Keystone State delay
We’ve been hearing for months that whoever wins Pennsylvania would win the White
House.
For months, local election officials, Republicans and Democrats, have been warning Harrisburg lawmakers of the burdens of state law—such as the inability to pre-canvass ballots ahead of Nov. 3—all while Donald Trump made false and outrageous claims about the legitimacy of any results that would come after election night.
One would have expected that considering the leader of their party is demanding a swift count, Pennsylvania Republicans would do what they can to make sure that the 20 Electoral College votes of the Keystone State were allocated early.
But that would be wrong.
The effort to discredit the will of the people in this election started in Pennsylvania months ago. Republicans, who control the legislature, fought tooth and nail to make it as hard as possible for people to vote during a pandemic—filing lawsuits to remove ballot drop boxes and to disqualify votes postmarked on Election Day but that arrived in the days after. They refused to allow county elected officials to start processing mailin ballots before Election Day, as states like Florida do.
On Wednesday, as mail ballot counts continued to erode Trump’s lead in Pennsylvania, Eric Trump, Rudy Giuliani and other Trump campaign surrogates descended on Philadelphia and vowed to halt the count.
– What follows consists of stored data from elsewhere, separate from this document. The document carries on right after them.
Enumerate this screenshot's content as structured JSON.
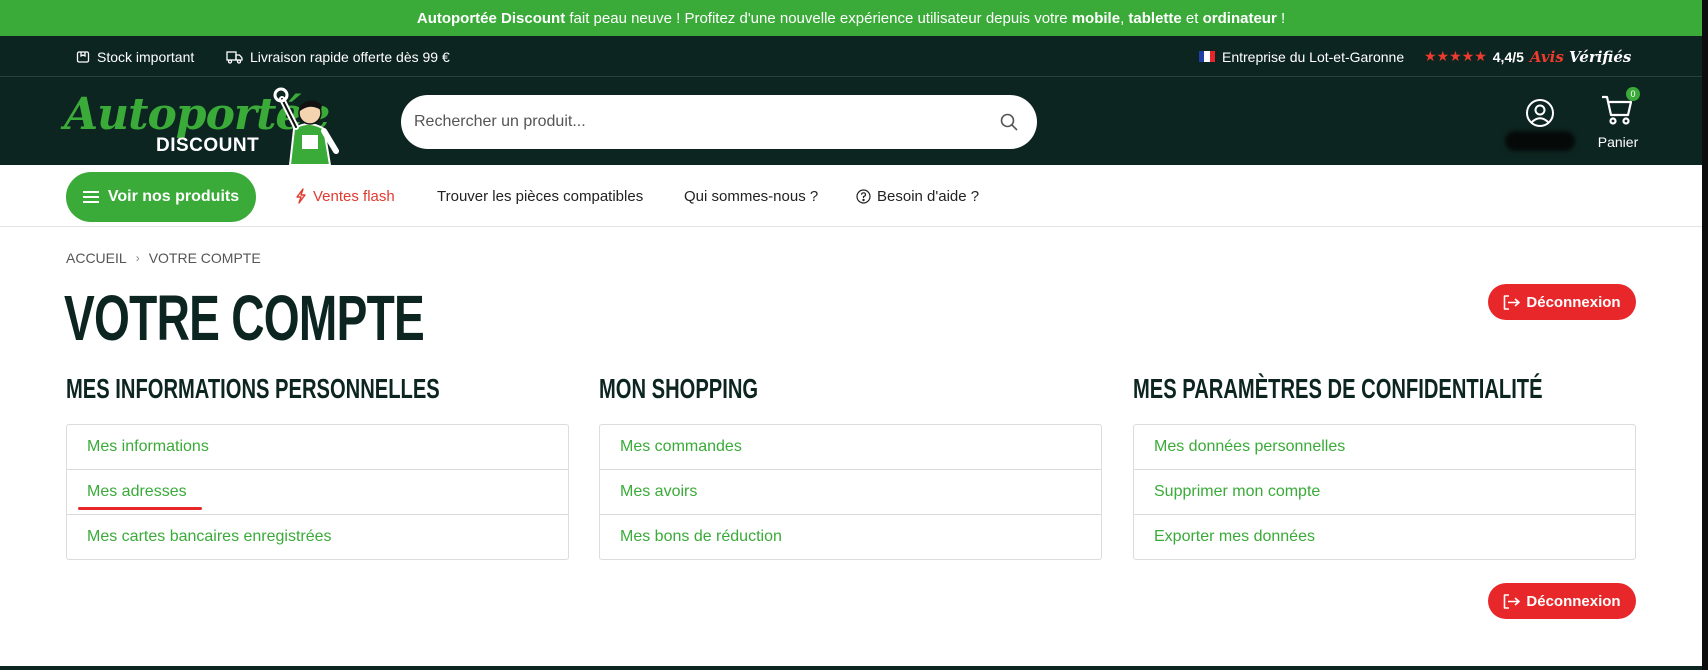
{
  "promo": {
    "brand": "Autoportée Discount",
    "text1": " fait peau neuve ! Profitez d'une nouvelle expérience utilisateur depuis votre ",
    "mobile": "mobile",
    "sep1": ", ",
    "tablet": "tablette",
    "sep2": " et ",
    "computer": "ordinateur",
    "end": " !"
  },
  "topbar": {
    "stock": "Stock important",
    "shipping": "Livraison rapide offerte dès 99 €",
    "company": "Entreprise du Lot-et-Garonne",
    "rating_stars": "★★★★★",
    "rating": "4,4/5",
    "reviews_brand_1": "Avis",
    "reviews_brand_2": " Vérifiés"
  },
  "header": {
    "logo_line1": "Autoportée",
    "logo_line2": "DISCOUNT",
    "search_placeholder": "Rechercher un produit...",
    "cart_label": "Panier",
    "cart_count": "0"
  },
  "nav": {
    "products": "Voir nos produits",
    "flash": "Ventes flash",
    "parts": "Trouver les pièces compatibles",
    "about": "Qui sommes-nous ?",
    "help": "Besoin d'aide ?"
  },
  "breadcrumb": {
    "home": "ACCUEIL",
    "separator": "›",
    "current": "VOTRE COMPTE"
  },
  "page": {
    "title": "VOTRE COMPTE",
    "logout": "Déconnexion"
  },
  "sections": [
    {
      "title": "MES INFORMATIONS PERSONNELLES",
      "items": [
        "Mes informations",
        "Mes adresses",
        "Mes cartes bancaires enregistrées"
      ]
    },
    {
      "title": "MON SHOPPING",
      "items": [
        "Mes commandes",
        "Mes avoirs",
        "Mes bons de réduction"
      ]
    },
    {
      "title": "MES PARAMÈTRES DE CONFIDENTIALITÉ",
      "items": [
        "Mes données personnelles",
        "Supprimer mon compte",
        "Exporter mes données"
      ]
    }
  ],
  "colors": {
    "brand_green": "#3aab38",
    "dark_header": "#0d2520",
    "logout_red": "#e8272a",
    "flash_red": "#e03a2f"
  },
  "icons": {
    "stock": "box-icon",
    "shipping": "truck-icon",
    "search": "search-icon",
    "account": "user-circle-icon",
    "cart": "cart-icon",
    "menu": "hamburger-icon",
    "flash": "lightning-icon",
    "help": "question-circle-icon",
    "logout": "logout-icon"
  }
}
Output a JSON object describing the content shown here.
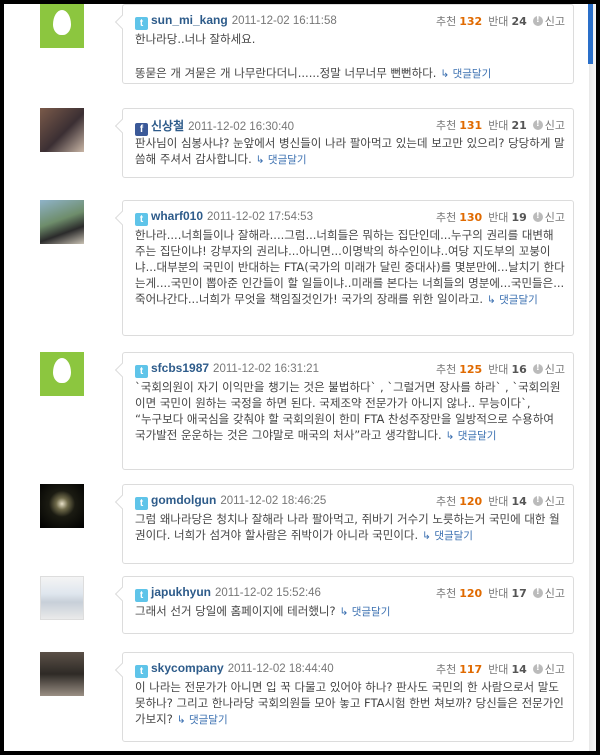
{
  "labels": {
    "up": "추천",
    "down": "반대",
    "report": "신고",
    "reply": "댓글달기"
  },
  "comments": [
    {
      "user": "sun_mi_kang",
      "sns": "twitter-icon",
      "date": "2011-12-02 16:11:58",
      "up": "132",
      "down": "24",
      "lines": [
        "한나라당..너나 잘하세요.",
        "",
        "똥묻은 개 겨묻은 개 나무란다더니......정말 너무너무 뻔뻔하다."
      ]
    },
    {
      "user": "신상철",
      "sns": "facebook-icon",
      "date": "2011-12-02 16:30:40",
      "up": "131",
      "down": "21",
      "lines": [
        "판사님이 심봉사냐? 눈앞에서 병신들이 나라 팔아먹고 있는데 보고만 있으리? 당당하게 말씀해 주셔서 감사합니다."
      ]
    },
    {
      "user": "wharf010",
      "sns": "twitter-icon",
      "date": "2011-12-02 17:54:53",
      "up": "130",
      "down": "19",
      "lines": [
        "한나라....너희들이나 잘해라....그럼...너희들은 뭐하는 집단인데...누구의 권리를 대변해 주는 집단이냐! 강부자의 권리냐...아니면...이명박의 하수인이냐..여당 지도부의 꼬붕이냐...대부분의 국민이 반대하는 FTA(국가의 미래가 달린 중대사)를 몇분만에...날치기 한다는게....국민이 뽑아준 인간들이 할 일들이냐..미래를 본다는 너희들의 명분에...국민들은...죽어나간다...너희가 무엇을 책임질것인가! 국가의 장래를 위한 일이라고."
      ]
    },
    {
      "user": "sfcbs1987",
      "sns": "twitter-icon",
      "date": "2011-12-02 16:31:21",
      "up": "125",
      "down": "16",
      "lines": [
        "`국회의원이 자기 이익만을 챙기는 것은 불법하다` , `그럴거면 장사를 하라` , `국회의원이면 국민이 원하는 국정을 하면 된다. 국제조약 전문가가 아니지 않나.. 무능이다`,",
        "“누구보다 애국심을 갖춰야 할 국회의원이 한미 FTA 찬성주장만을 일방적으로 수용하여 국가발전 운운하는 것은 그야말로 매국의 처사”라고 생각합니다."
      ]
    },
    {
      "user": "gomdolgun",
      "sns": "twitter-icon",
      "date": "2011-12-02 18:46:25",
      "up": "120",
      "down": "14",
      "lines": [
        "그럼 왜나라당은 청치나 잘해라 나라 팔아먹고, 쥐바기 거수기 노릇하는거 국민에 대한 월권이다. 너희가 섬겨야 할사람은 쥐박이가 아니라 국민이다."
      ]
    },
    {
      "user": "japukhyun",
      "sns": "twitter-icon",
      "date": "2011-12-02 15:52:46",
      "up": "120",
      "down": "17",
      "lines": [
        "그래서 선거 당일에 홈페이지에 테러했니?"
      ]
    },
    {
      "user": "skycompany",
      "sns": "twitter-icon",
      "date": "2011-12-02 18:44:40",
      "up": "117",
      "down": "14",
      "lines": [
        "이 나라는 전문가가 아니면 입 꾹 다물고 있어야 하나? 판사도 국민의 한 사람으로서 말도 못하나? 그리고 한나라당 국회의원들 모아 놓고 FTA시험 한번 쳐보까? 당신들은 전문가인가보지?"
      ]
    }
  ]
}
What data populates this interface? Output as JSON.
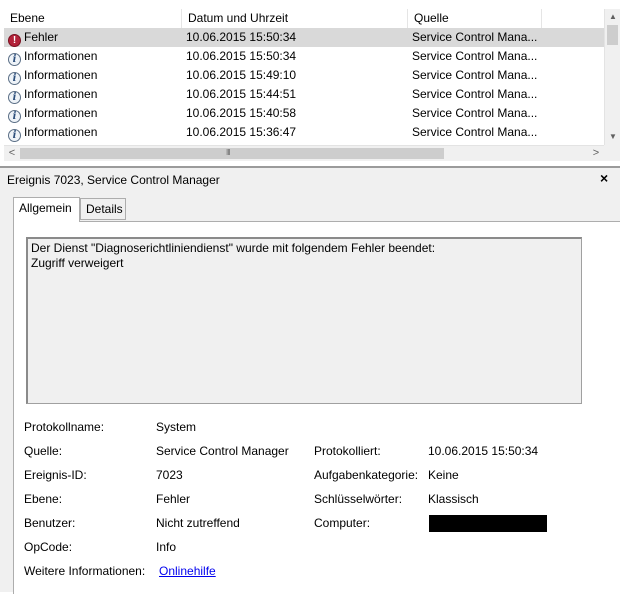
{
  "list": {
    "columns": [
      "Ebene",
      "Datum und Uhrzeit",
      "Quelle"
    ],
    "rows": [
      {
        "level": "Fehler",
        "icon": "error-icon",
        "date": "10.06.2015 15:50:34",
        "source": "Service Control Mana..."
      },
      {
        "level": "Informationen",
        "icon": "info-icon",
        "date": "10.06.2015 15:50:34",
        "source": "Service Control Mana..."
      },
      {
        "level": "Informationen",
        "icon": "info-icon",
        "date": "10.06.2015 15:49:10",
        "source": "Service Control Mana..."
      },
      {
        "level": "Informationen",
        "icon": "info-icon",
        "date": "10.06.2015 15:44:51",
        "source": "Service Control Mana..."
      },
      {
        "level": "Informationen",
        "icon": "info-icon",
        "date": "10.06.2015 15:40:58",
        "source": "Service Control Mana..."
      },
      {
        "level": "Informationen",
        "icon": "info-icon",
        "date": "10.06.2015 15:36:47",
        "source": "Service Control Mana..."
      }
    ]
  },
  "panel": {
    "title": "Ereignis 7023, Service Control Manager",
    "close": "×",
    "tabs": [
      "Allgemein",
      "Details"
    ],
    "message": "Der Dienst \"Diagnoserichtliniendienst\" wurde mit folgendem Fehler beendet:\nZugriff verweigert"
  },
  "props": {
    "logname_label": "Protokollname:",
    "logname": "System",
    "source_label": "Quelle:",
    "source": "Service Control Manager",
    "logged_label": "Protokolliert:",
    "logged": "10.06.2015 15:50:34",
    "eventid_label": "Ereignis-ID:",
    "eventid": "7023",
    "task_label": "Aufgabenkategorie:",
    "task": "Keine",
    "level_label": "Ebene:",
    "level": "Fehler",
    "keywords_label": "Schlüsselwörter:",
    "keywords": "Klassisch",
    "user_label": "Benutzer:",
    "user": "Nicht zutreffend",
    "computer_label": "Computer:",
    "opcode_label": "OpCode:",
    "opcode": "Info",
    "moreinfo_label": "Weitere Informationen:",
    "moreinfo_link": "Onlinehilfe"
  },
  "scrollbar": {
    "h_grip": "III",
    "up": "▲",
    "down": "▼",
    "left": "<",
    "right": ">"
  },
  "colors": {
    "selected_row": "#d9d9d9",
    "link": "#0000ee",
    "panel_bg": "#f0f0f0"
  }
}
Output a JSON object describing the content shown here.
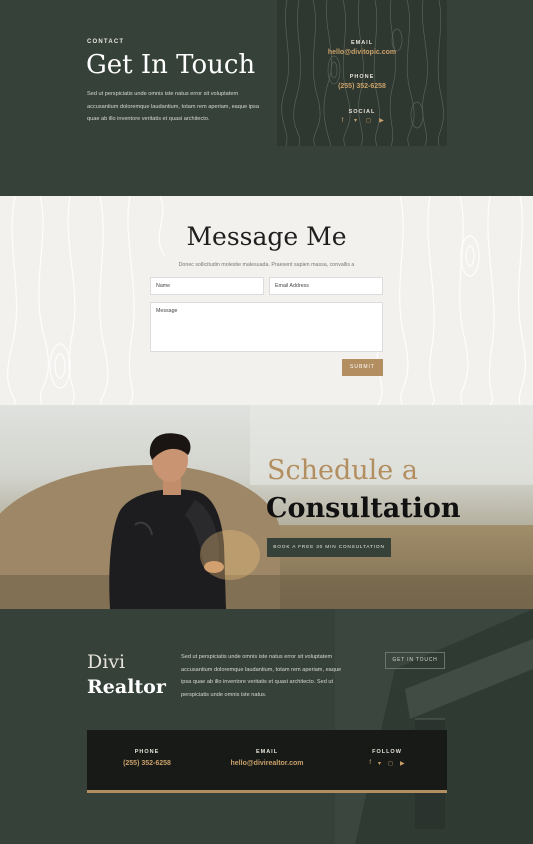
{
  "hero": {
    "eyebrow": "CONTACT",
    "title": "Get In Touch",
    "body": "Sed ut perspiciatis unde omnis iste natus error sit voluptatem accusantium doloremque laudantium, totam rem aperiam, eaque ipsa quae ab illo inventore veritatis et quasi architecto.",
    "card": {
      "email_label": "EMAIL",
      "email": "hello@divitopic.com",
      "phone_label": "PHONE",
      "phone": "(255) 352-6258",
      "social_label": "SOCIAL",
      "social_icons": [
        "facebook-icon",
        "twitter-icon",
        "instagram-icon",
        "youtube-icon"
      ]
    }
  },
  "message": {
    "title": "Message Me",
    "subtitle": "Donec sollicitudin molestie malesuada. Praesent sapien massa, convallis a",
    "name_placeholder": "Name",
    "email_placeholder": "Email Address",
    "message_placeholder": "Message",
    "submit_label": "SUBMIT"
  },
  "consult": {
    "line1": "Schedule a",
    "line2": "Consultation",
    "button": "BOOK A FREE 30 MIN CONSULTATION"
  },
  "footer": {
    "brand_line1": "Divi",
    "brand_line2": "Realtor",
    "body": "Sed ut perspiciatis unde omnis iste natus error sit voluptatem accusantium doloremque laudantium, totam rem aperiam, eaque ipsa quae ab illo inventore veritatis et quasi architecto. Sed ut perspiciatis unde omnis iste natus.",
    "cta": "GET IN TOUCH",
    "phone_label": "PHONE",
    "phone": "(255) 352-6258",
    "email_label": "EMAIL",
    "email": "hello@divirealtor.com",
    "follow_label": "FOLLOW",
    "social_icons": [
      "facebook-icon",
      "twitter-icon",
      "instagram-icon",
      "youtube-icon"
    ]
  },
  "colors": {
    "dark_green": "#36413a",
    "accent_gold": "#b38e60",
    "link_gold": "#c9a06a"
  }
}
That effort proved successful for an hour or two on Thursday, when counting halted in Philadelphia briefly after a Commonwealth Court judge ruled that observers be allowed up to 6 feet from tables on which ballots are counted. The city resumed counting and appealed to the Pennsylvania Supreme Court.
Meanwhile, people all over the state took to the streets chanting to “count every vote”—a statement that shouldn’t be partisan in a democracy.
The world has been waiting to learn the next president of the United States, a wait that would have been avoided if Pennsylvania Republicans allowed pre-canvassing and didn’t constantly attempt to disrupt the count. Elections should be won through the persuasion of voters, not suppression of their votes. The voting infrastructure is working.